Ritornare a Venezia

Death in Venice 1971, directed by Luchino Visconti | Film review

Il dvd del film era dietro un libro di Truffaut. Non che avessi dimenticato di averlo, ma quando certe cose riafforiano così all’improvviso, allora occorre capire il perchè, il dove, e tanto altro. Il mio amico (e visionario) Gianni è un grande estimatore del film e da poco mi aveva detto di averlo rivisto.

Conseguenza logica è stata l’immpellente necessità di rivederlo. Al termine della visione, gli ho inviato un “nuovo” commento sul film che condivido qui con qui avesse voglia, come me, di ritornare a Venezia.

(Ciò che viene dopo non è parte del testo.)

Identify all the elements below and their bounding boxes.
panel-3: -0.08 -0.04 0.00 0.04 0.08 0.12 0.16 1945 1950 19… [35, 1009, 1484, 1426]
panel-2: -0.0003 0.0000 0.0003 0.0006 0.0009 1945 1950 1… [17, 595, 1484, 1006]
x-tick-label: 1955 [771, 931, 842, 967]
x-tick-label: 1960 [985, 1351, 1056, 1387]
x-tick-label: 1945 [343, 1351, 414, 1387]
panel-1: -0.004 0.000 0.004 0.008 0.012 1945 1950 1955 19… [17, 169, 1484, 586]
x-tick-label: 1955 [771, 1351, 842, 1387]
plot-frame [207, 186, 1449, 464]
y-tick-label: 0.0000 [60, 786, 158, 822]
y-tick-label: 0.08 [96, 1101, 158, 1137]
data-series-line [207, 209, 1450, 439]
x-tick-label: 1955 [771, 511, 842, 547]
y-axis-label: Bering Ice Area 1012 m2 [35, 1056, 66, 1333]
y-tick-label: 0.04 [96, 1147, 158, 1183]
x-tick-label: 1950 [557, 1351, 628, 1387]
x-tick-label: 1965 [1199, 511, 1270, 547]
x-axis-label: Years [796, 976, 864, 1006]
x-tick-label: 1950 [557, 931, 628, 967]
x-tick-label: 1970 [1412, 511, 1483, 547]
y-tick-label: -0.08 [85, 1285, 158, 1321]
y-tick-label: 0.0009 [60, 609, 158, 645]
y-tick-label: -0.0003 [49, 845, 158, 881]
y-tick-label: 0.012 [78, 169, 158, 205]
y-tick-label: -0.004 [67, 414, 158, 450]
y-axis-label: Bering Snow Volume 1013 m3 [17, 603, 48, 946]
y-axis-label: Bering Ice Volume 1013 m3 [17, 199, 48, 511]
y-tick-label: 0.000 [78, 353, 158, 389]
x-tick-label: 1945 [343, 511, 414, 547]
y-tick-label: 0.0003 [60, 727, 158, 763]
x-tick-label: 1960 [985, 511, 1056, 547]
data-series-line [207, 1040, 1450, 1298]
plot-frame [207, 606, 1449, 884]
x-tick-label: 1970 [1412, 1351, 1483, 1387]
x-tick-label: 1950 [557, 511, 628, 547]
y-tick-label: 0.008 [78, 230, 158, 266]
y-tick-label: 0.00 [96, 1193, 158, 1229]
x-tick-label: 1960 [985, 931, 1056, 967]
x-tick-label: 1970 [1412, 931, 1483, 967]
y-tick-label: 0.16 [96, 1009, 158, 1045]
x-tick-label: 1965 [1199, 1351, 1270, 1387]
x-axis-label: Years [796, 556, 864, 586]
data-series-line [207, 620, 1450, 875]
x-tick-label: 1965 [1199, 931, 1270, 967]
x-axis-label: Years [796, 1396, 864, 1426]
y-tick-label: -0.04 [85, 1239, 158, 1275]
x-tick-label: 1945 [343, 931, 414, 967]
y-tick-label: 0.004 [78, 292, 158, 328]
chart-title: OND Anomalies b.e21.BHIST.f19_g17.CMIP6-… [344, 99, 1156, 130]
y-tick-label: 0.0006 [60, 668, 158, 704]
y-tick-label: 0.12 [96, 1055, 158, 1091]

Ho rivisto “Morte a Venezia” dopo tanto tempo. Mi sono distaccato dalla sceneggiatura e quindi dal romanzo e mi sono dedicato a carpire la regia di Visconti.
La sequenza iniziale del film viene “cullata” dall’Adagietto di Mahler e senza perdere tempo “veste” la visione e le da un imprinting indelebile. E non solo la musica.
Subito molte anticipazioni (le famose esche cinematografiche) …. i ragazzi che scompigliano l’atmosfera all’arrivo del traghetto, l’uomo grossolanamente truccato che va incontro al protagonista…maschera di perversa allusione e soprattutto maschera di fatale decadenza, e quindi, morte.
Dopo pochi minuti tutto implode e ormai non importa più se chi vede il film abbia o meno letto il romanzo o ne sappia la narrazione,
E’ Visconti ora che si sottrae al tutto ricreando il tutto. Il “sudore” delle immagini diventa dialogo e la struttura visiva si appoggia alla recitazione di Bogarde e alla “sospesa” bellezza di Tazdio.
Visconti copre ogni cosa in un’atmosfera decadente non per il tema trattato ma nell’impercettibile tono dei colori, i gesti sottratti nelle formalità dell’epoca, il “finto” ritmo del montaggio dove la lotta tra frenesia vitale e attesa della morte sono appese ad un filo sottile fatto di stati d’animo visivi.
Alla fine della visione, il film, e quindi la storia, “sembra” non aver raccontato nulla e, per assurdo, è proprio così non nel negare quello che si vede ma nel trovare quello che non si vede. La regia sembra scomparire proprio nel momento in cui si sublima.
In fondo è quello che accade alla morte, che sa di essere inutile senza la vita.